Some Random Thoughts From Neighborhood Walks
Updated: Aug 29
In my south Minneapolis neighborhood, we are blessed to have many beautiful examples of our vernacular architecture – compact 1910-1940’s bungalows in stucco or lap siding, with unique exterior details, painted trim in brick red, delft blue, deep teal, olive green, and chocolate brown. They give our blocks a distinct character. I am always struck by the love and craftsmanship with which these homes were designed and constructed.
In the past ten years, however, we have seen a distinct new architectural genre popping up on our city blocks (first two photos below).
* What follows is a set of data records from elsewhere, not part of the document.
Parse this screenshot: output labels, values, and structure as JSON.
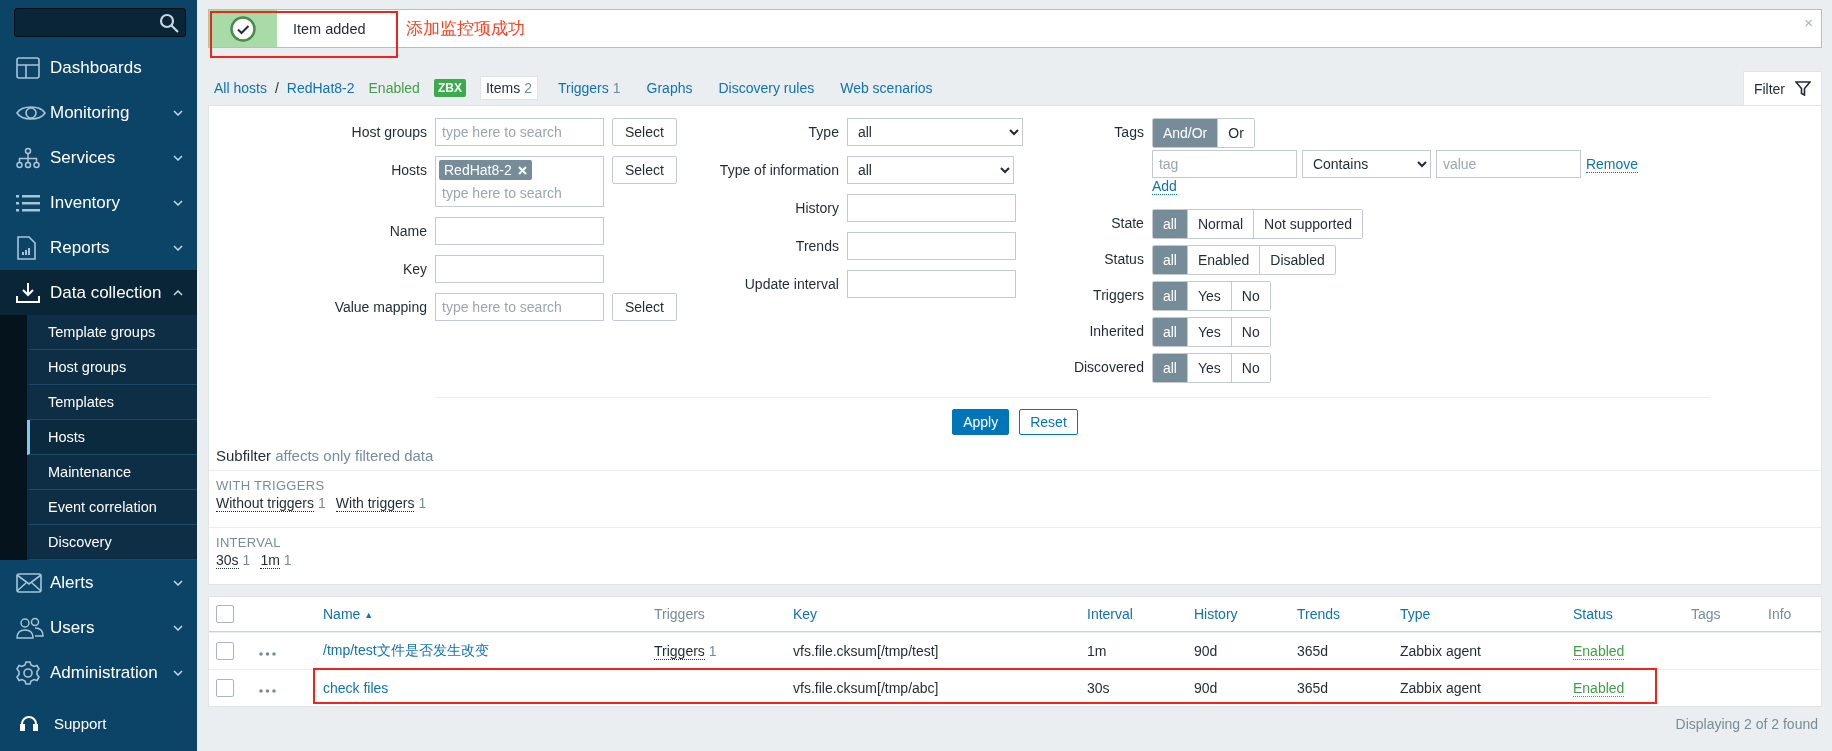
{
  "sidebar": {
    "items": [
      {
        "label": "Dashboards",
        "kind": "link",
        "expanded": false
      },
      {
        "label": "Monitoring",
        "kind": "menu",
        "expanded": false
      },
      {
        "label": "Services",
        "kind": "menu",
        "expanded": false
      },
      {
        "label": "Inventory",
        "kind": "menu",
        "expanded": false
      },
      {
        "label": "Reports",
        "kind": "menu",
        "expanded": false
      },
      {
        "label": "Data collection",
        "kind": "menu",
        "expanded": true,
        "children": [
          {
            "label": "Template groups",
            "selected": false
          },
          {
            "label": "Host groups",
            "selected": false
          },
          {
            "label": "Templates",
            "selected": false
          },
          {
            "label": "Hosts",
            "selected": true
          },
          {
            "label": "Maintenance",
            "selected": false
          },
          {
            "label": "Event correlation",
            "selected": false
          },
          {
            "label": "Discovery",
            "selected": false
          }
        ]
      },
      {
        "label": "Alerts",
        "kind": "menu",
        "expanded": false
      },
      {
        "label": "Users",
        "kind": "menu",
        "expanded": false
      },
      {
        "label": "Administration",
        "kind": "menu",
        "expanded": false
      }
    ],
    "support": {
      "label": "Support"
    }
  },
  "notice": {
    "message": "Item added",
    "kind": "success",
    "highlighted": true,
    "close": "×",
    "annotation": "添加监控项成功"
  },
  "breadcrumbs": [
    {
      "kind": "link",
      "label": "All hosts"
    },
    {
      "kind": "separator",
      "label": "/"
    },
    {
      "kind": "link",
      "label": "RedHat8-2"
    },
    {
      "kind": "status",
      "label": "Enabled"
    },
    {
      "kind": "badge",
      "label": "ZBX"
    },
    {
      "kind": "tab",
      "label": "Items",
      "count": "2",
      "selected": true
    },
    {
      "kind": "tab",
      "label": "Triggers",
      "count": "1",
      "selected": false
    },
    {
      "kind": "tab",
      "label": "Graphs",
      "selected": false
    },
    {
      "kind": "tab",
      "label": "Discovery rules",
      "selected": false
    },
    {
      "kind": "tab",
      "label": "Web scenarios",
      "selected": false
    }
  ],
  "filter_tab": {
    "label": "Filter"
  },
  "filter": {
    "left": [
      {
        "label": "Host groups",
        "kind": "multiselect",
        "placeholder": "type here to search",
        "button": "Select"
      },
      {
        "label": "Hosts",
        "kind": "multiselect",
        "tags": [
          "RedHat8-2"
        ],
        "placeholder": "type here to search",
        "button": "Select"
      },
      {
        "label": "Name",
        "kind": "text"
      },
      {
        "label": "Key",
        "kind": "text"
      },
      {
        "label": "Value mapping",
        "kind": "multiselect",
        "placeholder": "type here to search",
        "button": "Select"
      }
    ],
    "middle": [
      {
        "label": "Type",
        "kind": "select",
        "value": "all"
      },
      {
        "label": "Type of information",
        "kind": "select",
        "value": "all"
      },
      {
        "label": "History",
        "kind": "text"
      },
      {
        "label": "Trends",
        "kind": "text"
      },
      {
        "label": "Update interval",
        "kind": "text"
      }
    ],
    "tags": {
      "label": "Tags",
      "options": [
        {
          "label": "And/Or",
          "selected": true
        },
        {
          "label": "Or",
          "selected": false
        }
      ],
      "row": {
        "tag_placeholder": "tag",
        "operator": "Contains",
        "value_placeholder": "value",
        "remove": "Remove"
      },
      "add": "Add"
    },
    "segments": [
      {
        "label": "State",
        "options": [
          {
            "label": "all",
            "selected": true
          },
          {
            "label": "Normal",
            "selected": false
          },
          {
            "label": "Not supported",
            "selected": false
          }
        ]
      },
      {
        "label": "Status",
        "options": [
          {
            "label": "all",
            "selected": true
          },
          {
            "label": "Enabled",
            "selected": false
          },
          {
            "label": "Disabled",
            "selected": false
          }
        ]
      },
      {
        "label": "Triggers",
        "options": [
          {
            "label": "all",
            "selected": true
          },
          {
            "label": "Yes",
            "selected": false
          },
          {
            "label": "No",
            "selected": false
          }
        ]
      },
      {
        "label": "Inherited",
        "options": [
          {
            "label": "all",
            "selected": true
          },
          {
            "label": "Yes",
            "selected": false
          },
          {
            "label": "No",
            "selected": false
          }
        ]
      },
      {
        "label": "Discovered",
        "options": [
          {
            "label": "all",
            "selected": true
          },
          {
            "label": "Yes",
            "selected": false
          },
          {
            "label": "No",
            "selected": false
          }
        ]
      }
    ],
    "buttons": [
      {
        "label": "Apply",
        "kind": "primary"
      },
      {
        "label": "Reset",
        "kind": "secondary"
      }
    ]
  },
  "subfilter": {
    "title": "Subfilter",
    "note": "affects only filtered data",
    "groups": [
      {
        "heading": "WITH TRIGGERS",
        "values": [
          {
            "label": "Without triggers",
            "count": "1"
          },
          {
            "label": "With triggers",
            "count": "1"
          }
        ]
      },
      {
        "heading": "INTERVAL",
        "values": [
          {
            "label": "30s",
            "count": "1"
          },
          {
            "label": "1m",
            "count": "1"
          }
        ]
      }
    ]
  },
  "table": {
    "checked": false,
    "columns": [
      {
        "label": "Name",
        "sortable": true,
        "sort_mark": "▲"
      },
      {
        "label": "Triggers",
        "sortable": false
      },
      {
        "label": "Key",
        "sortable": true
      },
      {
        "label": "Interval",
        "sortable": true
      },
      {
        "label": "History",
        "sortable": true
      },
      {
        "label": "Trends",
        "sortable": true
      },
      {
        "label": "Type",
        "sortable": true
      },
      {
        "label": "Status",
        "sortable": true
      },
      {
        "label": "Tags",
        "sortable": false
      },
      {
        "label": "Info",
        "sortable": false
      }
    ],
    "rows": [
      {
        "checked": false,
        "highlighted": false,
        "name": "/tmp/test文件是否发生改变",
        "triggers": {
          "label": "Triggers",
          "count": "1"
        },
        "key": "vfs.file.cksum[/tmp/test]",
        "interval": "1m",
        "history": "90d",
        "trends": "365d",
        "type": "Zabbix agent",
        "status": "Enabled"
      },
      {
        "checked": false,
        "highlighted": true,
        "name": "check files",
        "key": "vfs.file.cksum[/tmp/abc]",
        "interval": "30s",
        "history": "90d",
        "trends": "365d",
        "type": "Zabbix agent",
        "status": "Enabled"
      }
    ]
  },
  "footer": "Displaying 2 of 2 found"
}
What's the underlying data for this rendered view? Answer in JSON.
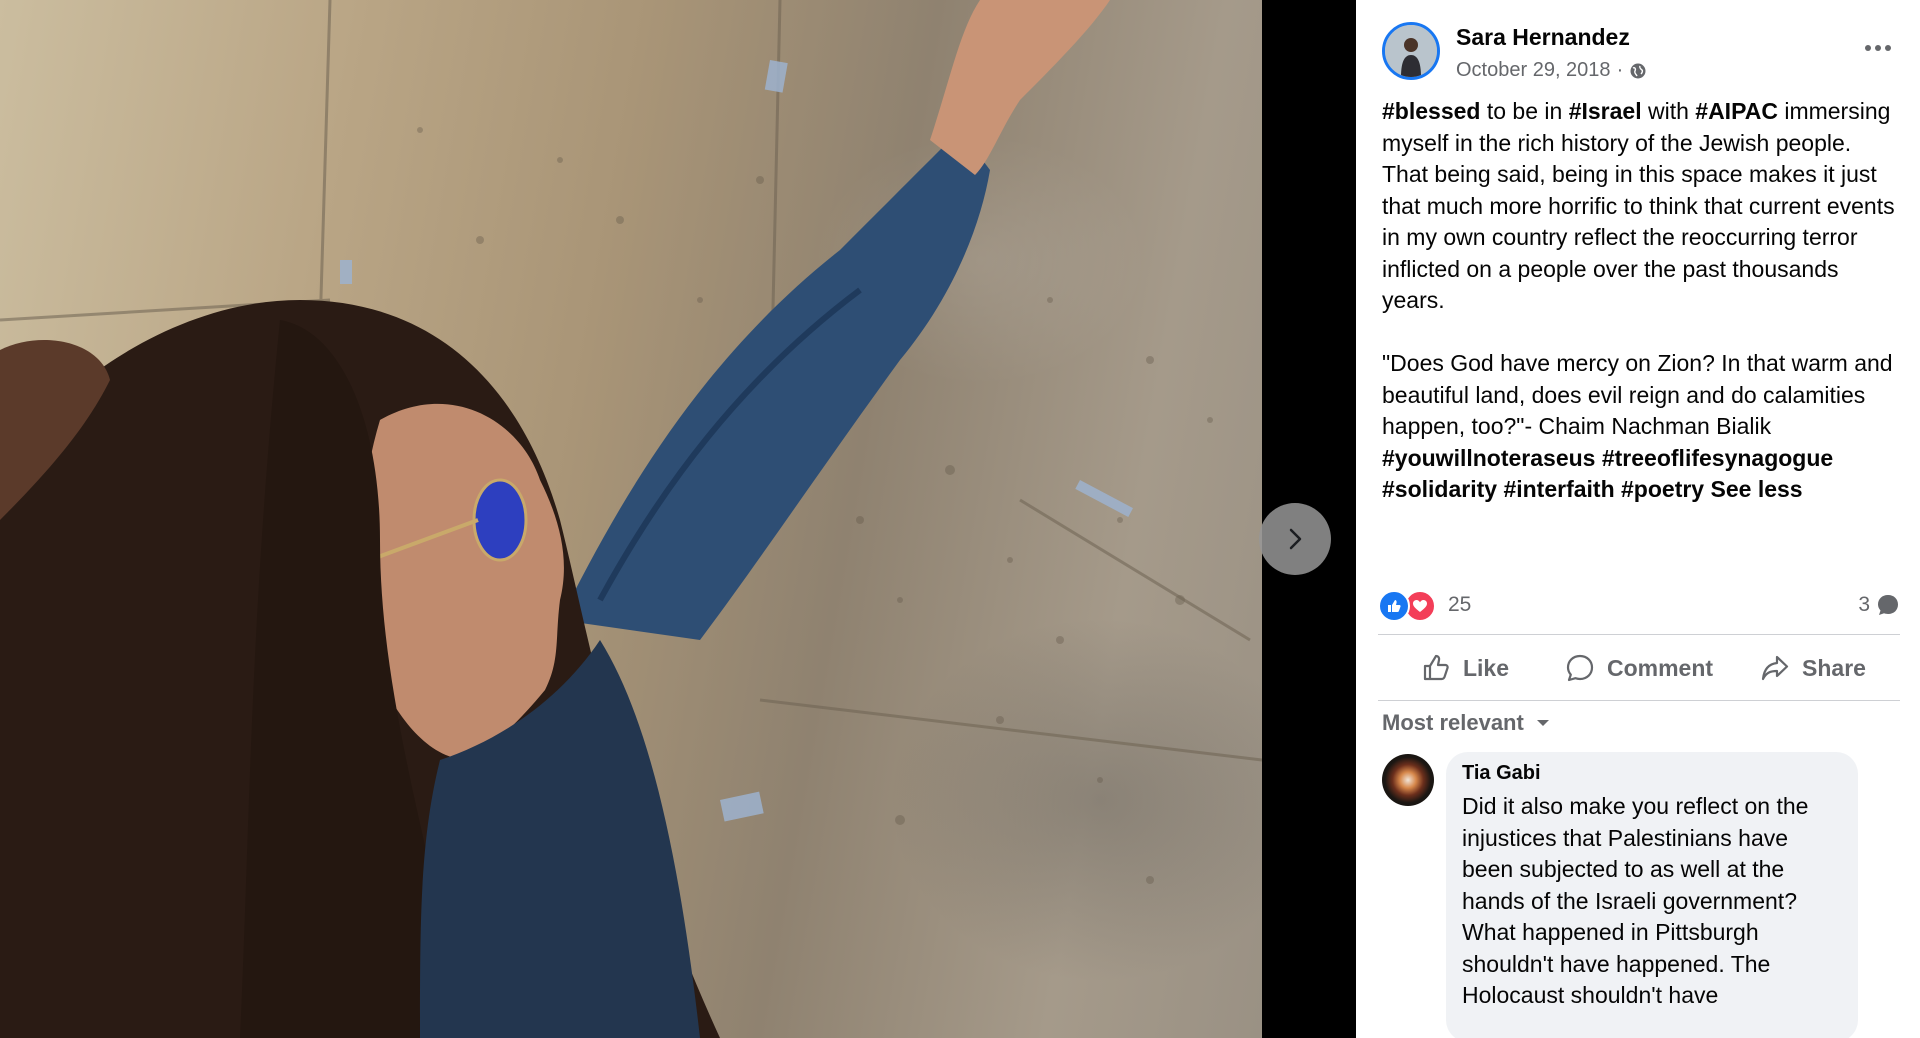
{
  "viewer": {
    "next_icon": "chevron-right-icon"
  },
  "post": {
    "author": "Sara Hernandez",
    "date": "October 29, 2018",
    "separator": "·",
    "privacy_icon": "globe-icon",
    "more_icon": "more-horizontal-icon",
    "text": {
      "p1": [
        {
          "t": "#blessed",
          "tag": true
        },
        {
          "t": " to be in ",
          "tag": false
        },
        {
          "t": "#Israel",
          "tag": true
        },
        {
          "t": " with ",
          "tag": false
        },
        {
          "t": "#AIPAC",
          "tag": true
        },
        {
          "t": " immersing myself in the rich history of the Jewish people. That being said, being in this space makes it just that much more horrific to think that current events in my own country reflect the reoccurring terror inflicted on a people over the past thousands years.",
          "tag": false
        }
      ],
      "p2": [
        {
          "t": "\"Does God have mercy on Zion? In that warm and beautiful land, does evil reign and do calamities happen, too?\"- Chaim Nachman Bialik ",
          "tag": false
        },
        {
          "t": "#youwillnoteraseus",
          "tag": true
        },
        {
          "t": " ",
          "tag": false
        },
        {
          "t": "#treeoflifesynagogue",
          "tag": true
        },
        {
          "t": " ",
          "tag": false
        },
        {
          "t": "#solidarity",
          "tag": true
        },
        {
          "t": " ",
          "tag": false
        },
        {
          "t": "#interfaith",
          "tag": true
        },
        {
          "t": " ",
          "tag": false
        },
        {
          "t": "#poetry",
          "tag": true
        }
      ],
      "see_less": "See less"
    },
    "reactions": {
      "count": "25",
      "types": [
        "like",
        "love"
      ],
      "comments_count": "3"
    },
    "actions": {
      "like": "Like",
      "comment": "Comment",
      "share": "Share"
    }
  },
  "comments": {
    "sort_label": "Most relevant",
    "items": [
      {
        "author": "Tia Gabi",
        "text": "Did it also make you reflect on the injustices that Palestinians have been subjected to as well at the hands of the Israeli government? What happened in Pittsburgh shouldn't have happened. The Holocaust shouldn't have"
      }
    ]
  },
  "colors": {
    "accent": "#1877f2",
    "love": "#f33e58",
    "secondary_text": "#65676b",
    "bubble_bg": "#f0f2f5"
  }
}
These homes, built for space rather than style, are big, two story boxes, with high-pitched gable roofs, boxy pillars, very few windows, and vaguely Tudor-style trim. They are typically painted white or shades of gray. I call these “The Ugly Houses”. They are production built, stripped-down in style, and tower over their immediate neighbors, blocking light.
I realize that larger homes have a place in the city. Young families want to live in our neighborhoods and need space that our older bungalows cannot provide. But this trend alarms me. I envision a future of tear-downs – row after row of graceless boxes lining our oak and maple-graced boulevards. Fortunately, some residents are fighting back. One nearby homeowner bought the house next door to keep it from being razed and replaced by an ugly house and is renting it. It is only one small gesture, but everything helps.
One new house in our neighborhood that has ADDED rather than subtracted character is this architect-owner-designed home (3rd -6th photo below). Beautifully designed to fit a narrow lot, it proudly stakes out its corner, announcing “I’m here to add contrast and a complementary flavor to my block, rather than to overtake it”. I have been excitedly tracking its progress on my daily walks. I love the mix of materials, the varied sizes of its lap siding, and the playful tilt of its multiple shed roof lines. I hope THIS becomes a trend – new homes designed with thoughtful creativity, rather than a cookie-cutter, assembly-line mentality. I am keeping my fingers crossed.